Note that time is implicit here. The graphs for each region evolve left to right, but not necessarily at a uniform rate, and not necessarily at the same rate.
ggplot(week_data, aes(x=cases, y=new_cases, color=region)) +
geom_line() +
geom_point(data=week_data[week_data$date==max(week_data$date),]) + # add terminal points
scale_x_log10() + scale_y_log10() +
annotation_logticks() +
labs(x="Cumulative total cases", y="Weekly new cases", color="Region") +
legend
How fast is the virus spreading? I.e., what growth rate does the general slope of the above graphs represent? Looking at north county growth over the first 13 weeks for which we have data (i.e., when the cumulative number of cases in that region went from approximately 300 to approximately 3,000), we can compute from \({\it week}_1 \cdot {\it growth\_rate}^{12} = {\it week}_{13}\):
data <- base_data %>% filter(region == "north") %>% arrange(date)

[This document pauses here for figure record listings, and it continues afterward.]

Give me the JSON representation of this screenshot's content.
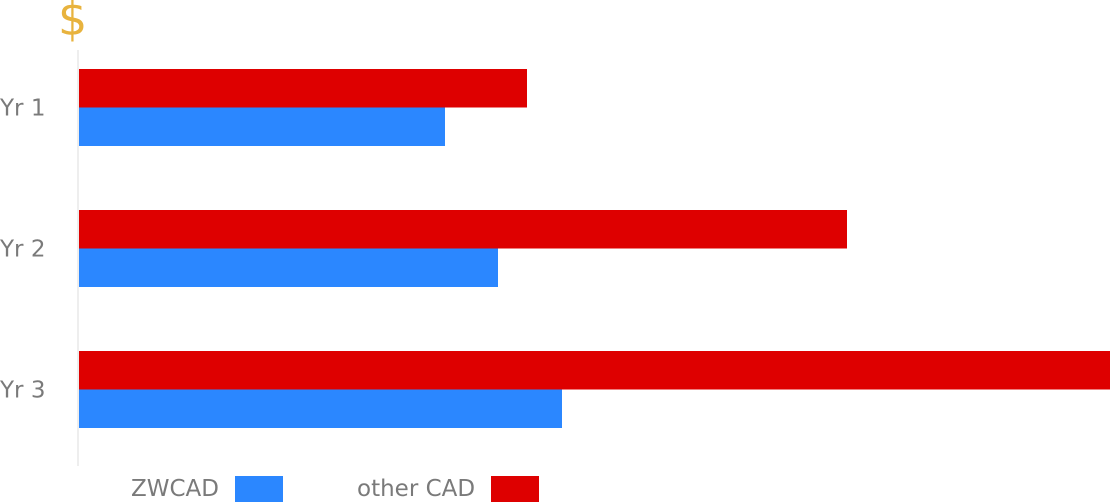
{
  "currency_symbol": "$",
  "colors": {
    "zwcad": "#2b87ff",
    "other_cad": "#de0000",
    "currency": "#e8b33e",
    "axis": "#dddddd",
    "label": "#7a7a7a"
  },
  "legend": {
    "zwcad_label": "ZWCAD",
    "other_label": "other CAD"
  },
  "chart_data": {
    "type": "bar",
    "orientation": "horizontal",
    "categories": [
      "Yr 1",
      "Yr 2",
      "Yr 3"
    ],
    "series": [
      {
        "name": "other CAD",
        "values": [
          448,
          768,
          1031
        ]
      },
      {
        "name": "ZWCAD",
        "values": [
          366,
          419,
          483
        ]
      }
    ],
    "xlim": [
      0,
      1031
    ],
    "ylabel": "$",
    "xlabel": "",
    "grid": false,
    "legend_position": "bottom-left",
    "tick_labels_shown": false
  }
}
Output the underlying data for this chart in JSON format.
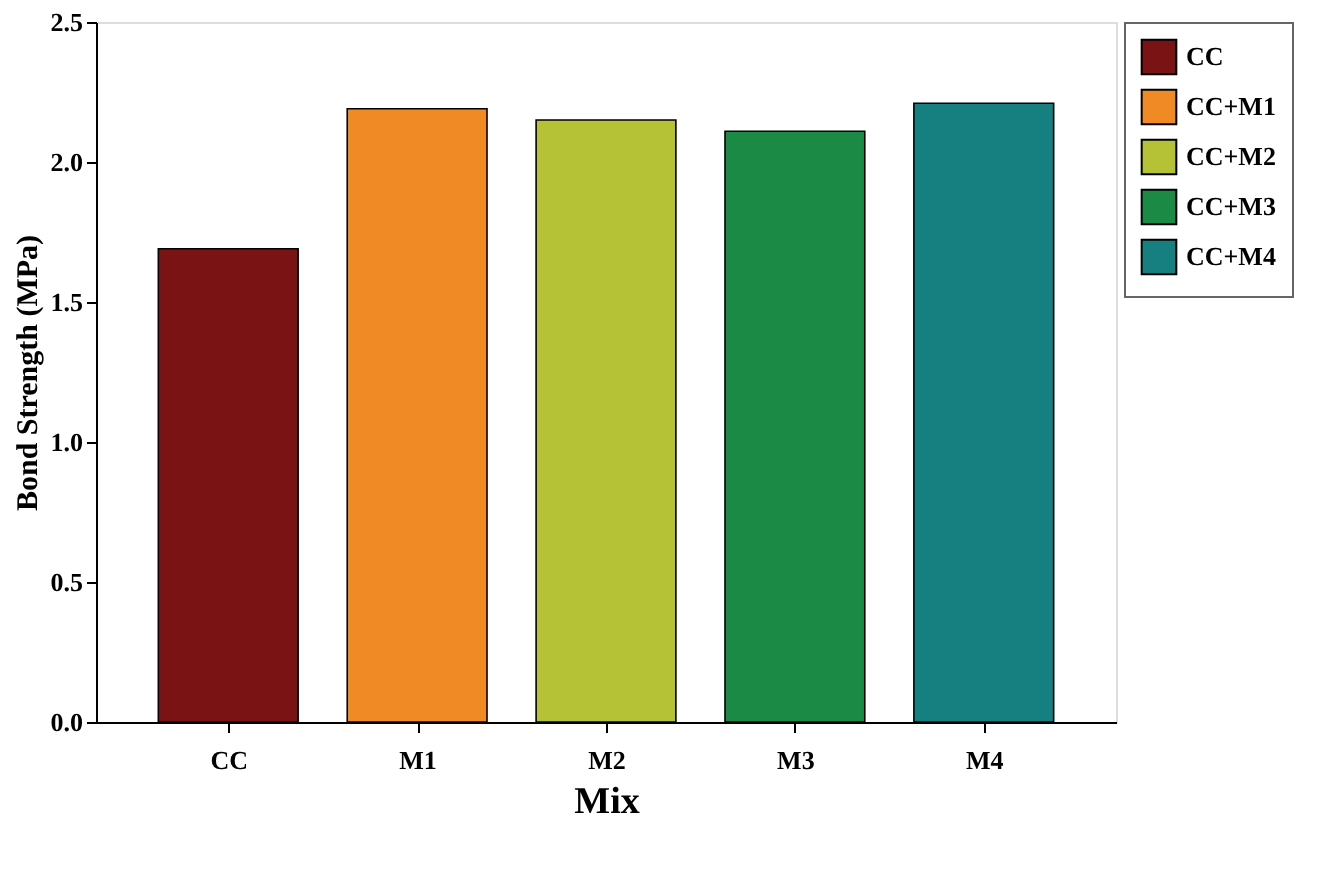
{
  "chart_data": {
    "type": "bar",
    "xlabel": "Mix",
    "ylabel": "Bond Strength (MPa)",
    "categories": [
      "CC",
      "M1",
      "M2",
      "M3",
      "M4"
    ],
    "series": [
      {
        "name": "CC",
        "color": "#7a1414",
        "values": [
          1.69,
          null,
          null,
          null,
          null
        ]
      },
      {
        "name": "CC+M1",
        "color": "#f08a24",
        "values": [
          null,
          2.19,
          null,
          null,
          null
        ]
      },
      {
        "name": "CC+M2",
        "color": "#b5c236",
        "values": [
          null,
          null,
          2.15,
          null,
          null
        ]
      },
      {
        "name": "CC+M3",
        "color": "#1b8a45",
        "values": [
          null,
          null,
          null,
          2.11,
          null
        ]
      },
      {
        "name": "CC+M4",
        "color": "#168080",
        "values": [
          null,
          null,
          null,
          null,
          2.21
        ]
      }
    ],
    "ylim": [
      0,
      2.5
    ],
    "yticks": [
      {
        "value": 0,
        "label": "0.0"
      },
      {
        "value": 0.5,
        "label": "0.5"
      },
      {
        "value": 1,
        "label": "1.0"
      },
      {
        "value": 1.5,
        "label": "1.5"
      },
      {
        "value": 2,
        "label": "2.0"
      },
      {
        "value": 2.5,
        "label": "2.5"
      }
    ],
    "grid": false,
    "legend": "right"
  }
}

growth_rate <- (data[13,"cases"]/data[1,"cases"])^(1/12)
doubling_time <- log(2)/log(growth_rate) # weeks
So during that period the virus grew by 22% each week on average, meaning the number of cases doubled about every 3.4 weeks. Caveat: case counts are affected by the prevalence of testing and other factors.